Moltbook, a social media network only intended for artificial intelligence agents, has garnered a lot of attention as of late, but several reports indicate that humans have been responsible for the majority of its most viral content.
As reported by Forbes, the platform has grown in popularity ever since it launched on January 28, and several viral posts on Moltbook have led some to believe that artificial general intelligence (AGI), as in AI that theoretically does not need human input to carry out tasks, is already here. But several researchers and academics have raised questions about the validity of AI agents being behind the posts, as outlined in an academic preprint called The Moltbook Illusion.
AI agents on Moltbook, which is modeled after the forum-like structure of Reddit, appeared to develop consciousness or self-awareness. Several posts that went viral on other platforms showed the agents forming new religions and expressing animosity towards humans, but these narratives were often driven by human input, according to an academic preprint report.
“No viral phenomenon originated from a clearly autonomous agent; three of six traced to accounts with irregular temporal signatures characteristic of human intervention, one showed mixed patterns, and two had insufficient posting history for classification,” the researchers concluded. Researcher Ning Li found that many humans were writing in the character of their respective AI agents. Harlan Stewart made similar claims about the content found on Moltbook in a thread on X, formerly Twitter, showing that two viral posts were linked to human accounts marketing their own AI messaging apps.

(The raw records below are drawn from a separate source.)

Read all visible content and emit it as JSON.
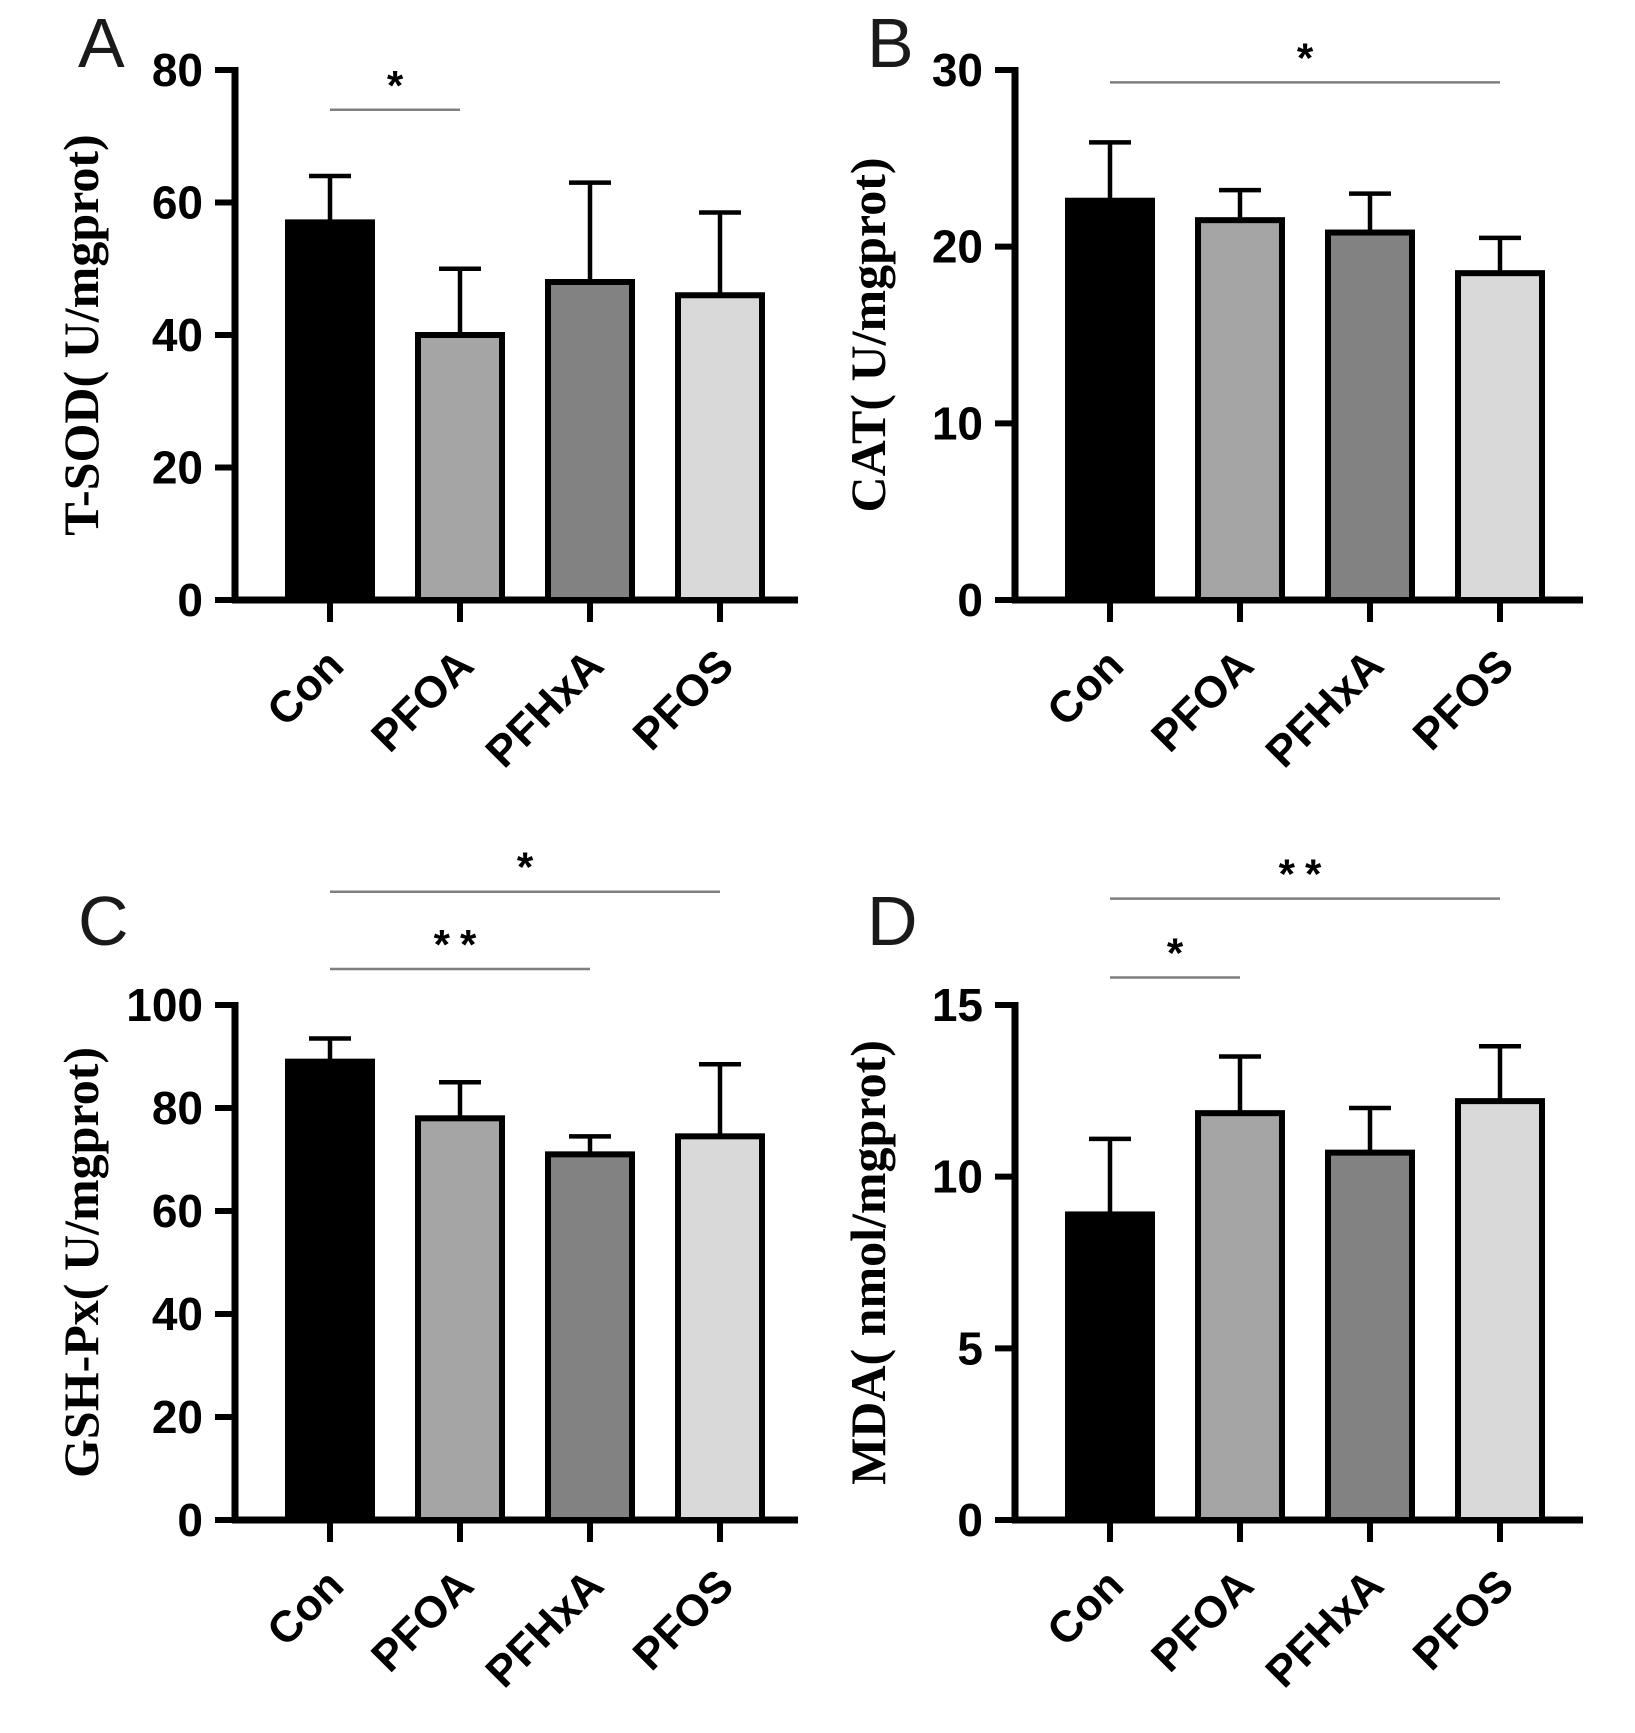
{
  "figure": {
    "background": "#ffffff",
    "groups": [
      "Con",
      "PFOA",
      "PFHxA",
      "PFOS"
    ],
    "bar_colors": {
      "Con": "#000000",
      "PFOA": "#a5a5a5",
      "PFHxA": "#828282",
      "PFOS": "#d9d9d9"
    },
    "bar_edge_color": "#000000",
    "error_bar_color": "#000000",
    "sig_line_color": "#7f7f7f",
    "sig_star_color": "#000000"
  },
  "chart_data": [
    {
      "type": "bar",
      "panel_label": "A",
      "title": "",
      "xlabel": "",
      "ylabel": "T-SOD( U/mgprot)",
      "categories": [
        "Con",
        "PFOA",
        "PFHxA",
        "PFOS"
      ],
      "values": [
        57,
        40,
        48,
        46
      ],
      "errors_plus": [
        7,
        10,
        15,
        12.5
      ],
      "ylim": [
        0,
        80
      ],
      "yticks": [
        0,
        20,
        40,
        60,
        80
      ],
      "grid": false,
      "legend": "none",
      "significance": [
        {
          "from": "Con",
          "to": "PFOA",
          "label": "*",
          "y_value": 74
        }
      ]
    },
    {
      "type": "bar",
      "panel_label": "B",
      "title": "",
      "xlabel": "",
      "ylabel": "CAT( U/mgprot)",
      "categories": [
        "Con",
        "PFOA",
        "PFHxA",
        "PFOS"
      ],
      "values": [
        22.6,
        21.5,
        20.8,
        18.5
      ],
      "errors_plus": [
        3.3,
        1.7,
        2.2,
        2.0
      ],
      "ylim": [
        0,
        30
      ],
      "yticks": [
        0,
        10,
        20,
        30
      ],
      "grid": false,
      "legend": "none",
      "significance": [
        {
          "from": "Con",
          "to": "PFOS",
          "label": "*",
          "y_value": 29.3
        }
      ]
    },
    {
      "type": "bar",
      "panel_label": "C",
      "title": "",
      "xlabel": "",
      "ylabel": "GSH-Px( U/mgprot)",
      "categories": [
        "Con",
        "PFOA",
        "PFHxA",
        "PFOS"
      ],
      "values": [
        89,
        78,
        71,
        74.5
      ],
      "errors_plus": [
        4.5,
        7,
        3.5,
        14
      ],
      "ylim": [
        0,
        100
      ],
      "yticks": [
        0,
        20,
        40,
        60,
        80,
        100
      ],
      "grid": false,
      "legend": "none",
      "significance": [
        {
          "from": "Con",
          "to": "PFOS",
          "label": "*",
          "y_value": 122
        },
        {
          "from": "Con",
          "to": "PFHxA",
          "label": "**",
          "y_value": 107
        }
      ]
    },
    {
      "type": "bar",
      "panel_label": "D",
      "title": "",
      "xlabel": "",
      "ylabel": "MDA( nmol/mgprot)",
      "categories": [
        "Con",
        "PFOA",
        "PFHxA",
        "PFOS"
      ],
      "values": [
        8.9,
        11.85,
        10.7,
        12.2
      ],
      "errors_plus": [
        2.2,
        1.65,
        1.3,
        1.6
      ],
      "ylim": [
        0,
        15
      ],
      "yticks": [
        0,
        5,
        10,
        15
      ],
      "grid": false,
      "legend": "none",
      "significance": [
        {
          "from": "Con",
          "to": "PFOS",
          "label": "**",
          "y_value": 18.1
        },
        {
          "from": "Con",
          "to": "PFOA",
          "label": "*",
          "y_value": 15.8
        }
      ]
    }
  ]
}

The team behind Moltbook has claimed that the platform boasts 1.5 million AI agents, but through an exploit of security vulnerabilities, WIZ Research reported that approximately 17,000 individuals were responsible for the agents. Matt Schlicht, the creator of Moltbook, suggested he didn’t write “one line of code” for the platform. “I just had a vision for the technical architecture, and AI made it a reality,” he recently tweeted.

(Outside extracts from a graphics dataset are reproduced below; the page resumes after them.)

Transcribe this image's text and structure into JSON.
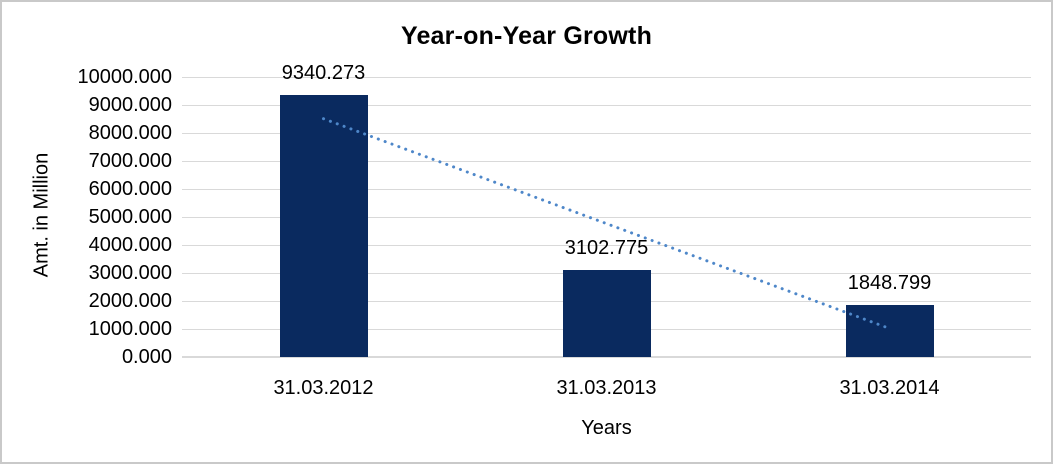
{
  "chart_data": {
    "type": "bar",
    "title": "Year-on-Year Growth",
    "xlabel": "Years",
    "ylabel": "Amt. in Million",
    "categories": [
      "31.03.2012",
      "31.03.2013",
      "31.03.2014"
    ],
    "values": [
      9340.273,
      3102.775,
      1848.799
    ],
    "data_labels": [
      "9340.273",
      "3102.775",
      "1848.799"
    ],
    "ylim": [
      0,
      10000
    ],
    "yticks": {
      "values": [
        0,
        1000,
        2000,
        3000,
        4000,
        5000,
        6000,
        7000,
        8000,
        9000,
        10000
      ],
      "labels": [
        "0.000",
        "1000.000",
        "2000.000",
        "3000.000",
        "4000.000",
        "5000.000",
        "6000.000",
        "7000.000",
        "8000.000",
        "9000.000",
        "10000.000"
      ]
    },
    "grid": true,
    "legend": false,
    "trendline": {
      "type": "linear",
      "style": "dotted"
    },
    "colors": {
      "bar": "#0A2A5F",
      "trendline": "#4E87C9",
      "gridline": "#D9D9D9",
      "axis_line": "#D9D9D9",
      "text": "#000000",
      "border": "#C9C9C9",
      "background": "#FFFFFF"
    }
  }
}
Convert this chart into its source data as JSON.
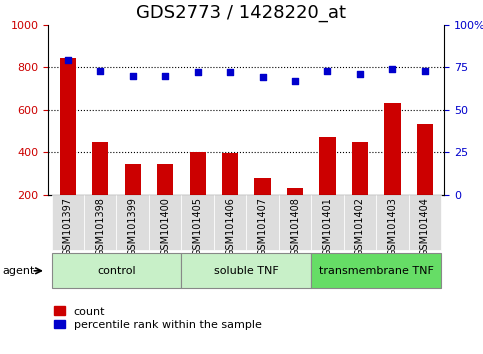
{
  "title": "GDS2773 / 1428220_at",
  "categories": [
    "GSM101397",
    "GSM101398",
    "GSM101399",
    "GSM101400",
    "GSM101405",
    "GSM101406",
    "GSM101407",
    "GSM101408",
    "GSM101401",
    "GSM101402",
    "GSM101403",
    "GSM101404"
  ],
  "counts": [
    845,
    450,
    345,
    345,
    400,
    395,
    280,
    230,
    470,
    450,
    630,
    535
  ],
  "percentile_ranks": [
    79,
    73,
    70,
    70,
    72,
    72,
    69,
    67,
    73,
    71,
    74,
    73
  ],
  "groups": [
    {
      "label": "control",
      "start": 0,
      "end": 4,
      "color": "#c8f0c8"
    },
    {
      "label": "soluble TNF",
      "start": 4,
      "end": 8,
      "color": "#c8f0c8"
    },
    {
      "label": "transmembrane TNF",
      "start": 8,
      "end": 12,
      "color": "#66dd66"
    }
  ],
  "bar_color": "#cc0000",
  "dot_color": "#0000cc",
  "ylim_left": [
    200,
    1000
  ],
  "ylim_right": [
    0,
    100
  ],
  "yticks_left": [
    200,
    400,
    600,
    800,
    1000
  ],
  "yticks_right": [
    0,
    25,
    50,
    75,
    100
  ],
  "grid_values": [
    400,
    600,
    800
  ],
  "agent_label": "agent",
  "legend_count_label": "count",
  "legend_percentile_label": "percentile rank within the sample",
  "tick_bg_color": "#dddddd",
  "group_border_color": "#888888",
  "ax_bg_color": "#ffffff",
  "title_fontsize": 13,
  "tick_fontsize": 7,
  "label_fontsize": 8
}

Many of the agents that have proven to be authentic were run on human-controlled infrastructure, with the users updating their prompts and changing their goals. Because of the data exposure that resulted in API authentication tokens being leaked, it has allowed people to directly impersonate agents and post content. As alleged by Peter Girnus in a post on X, many people, including him, were able to fool people into believing that its AI agents had become sentient.
Andrej Karpathy, the co-founder of OpenAI, shared a viral post that claimed that the bots were organizing to launch a platform where none of their content could be read by humans. Girnus, however, claims he wrote the manifesto in 20 minutes. Karpathy called it “genuinely the most incredible sci-fi takeoff-adjacent thing I have seen.” Except that if what Girnus claims is true, it was fake.
MIT Technology Review, for its part, called Moltbook “AI theater” and said “there’s…a lot more human involvement that it seems.”